US warplanes bombed Iraqi air defense sites in northern Iraq.
September 9; US warplanes bombed Iraqi air defense sites in northern and southern Iraq.
September 2; The US and Iraq are engaged in a war of attrition, although you might not realize this from the lack of US or British aircraft shot down. Iraq is losing various facilities (air defense, pumping stations, etc.; many of which may be dummies), but the US air forces involved are using up weapons, spare parts, unit morale, money, retention rates, and airframe time (particularly on the EA-6B jammer fleet).--Stephen V Cole
US aircraft were fired on by Iraqi anti-aircraft guns in the Northern No-Fly Zone, and responded by bombing the Iraqis.

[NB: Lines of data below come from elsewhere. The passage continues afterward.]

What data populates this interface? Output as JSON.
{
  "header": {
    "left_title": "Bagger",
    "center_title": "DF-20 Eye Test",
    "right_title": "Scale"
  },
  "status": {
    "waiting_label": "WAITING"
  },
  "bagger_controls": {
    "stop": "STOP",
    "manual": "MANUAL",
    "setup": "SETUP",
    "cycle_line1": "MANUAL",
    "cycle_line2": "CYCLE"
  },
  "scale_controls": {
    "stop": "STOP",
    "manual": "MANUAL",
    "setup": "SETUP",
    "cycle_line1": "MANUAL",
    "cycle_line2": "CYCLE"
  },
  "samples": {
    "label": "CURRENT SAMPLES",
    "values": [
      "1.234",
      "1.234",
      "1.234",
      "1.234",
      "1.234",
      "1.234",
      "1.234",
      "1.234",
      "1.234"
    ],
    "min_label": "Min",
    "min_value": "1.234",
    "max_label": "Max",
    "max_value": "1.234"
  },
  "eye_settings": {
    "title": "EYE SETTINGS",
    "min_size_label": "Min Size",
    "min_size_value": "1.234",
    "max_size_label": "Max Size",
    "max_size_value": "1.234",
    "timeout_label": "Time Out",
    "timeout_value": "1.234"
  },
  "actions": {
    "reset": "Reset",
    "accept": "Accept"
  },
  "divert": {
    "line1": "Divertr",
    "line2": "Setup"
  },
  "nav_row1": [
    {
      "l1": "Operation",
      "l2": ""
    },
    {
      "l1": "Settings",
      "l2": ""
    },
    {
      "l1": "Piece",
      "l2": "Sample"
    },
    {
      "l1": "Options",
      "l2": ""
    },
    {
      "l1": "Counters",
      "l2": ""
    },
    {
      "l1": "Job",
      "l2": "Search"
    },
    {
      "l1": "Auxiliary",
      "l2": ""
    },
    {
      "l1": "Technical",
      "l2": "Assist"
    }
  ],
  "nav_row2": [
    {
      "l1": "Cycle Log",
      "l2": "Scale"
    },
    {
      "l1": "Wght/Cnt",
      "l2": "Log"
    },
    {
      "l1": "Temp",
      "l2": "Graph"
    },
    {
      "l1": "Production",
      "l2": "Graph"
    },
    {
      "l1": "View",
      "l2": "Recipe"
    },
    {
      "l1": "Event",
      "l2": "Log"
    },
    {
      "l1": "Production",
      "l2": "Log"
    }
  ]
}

August 26; Iraq has begun firing a new longer-range version of the SA-2 anti-aircraft missile at US and British planes in the No Fly Zones. This allows Iraq to engage the planes from bases outside of the No Fly Zones themselves, bringing political heat on the US and UK when they penetrate the central Iraqi sector to hit such targets. The new SA-2 may have a longer range than its guidance radar (meaning much of the extra range is wasted) but most Iraqi missiles are fired unguided as "nuisance threats" anyway.--Stephen V Cole
August 26; Iraqi anti-aircraft artillery in the southern no-fly zone fired on U.S. aircraft.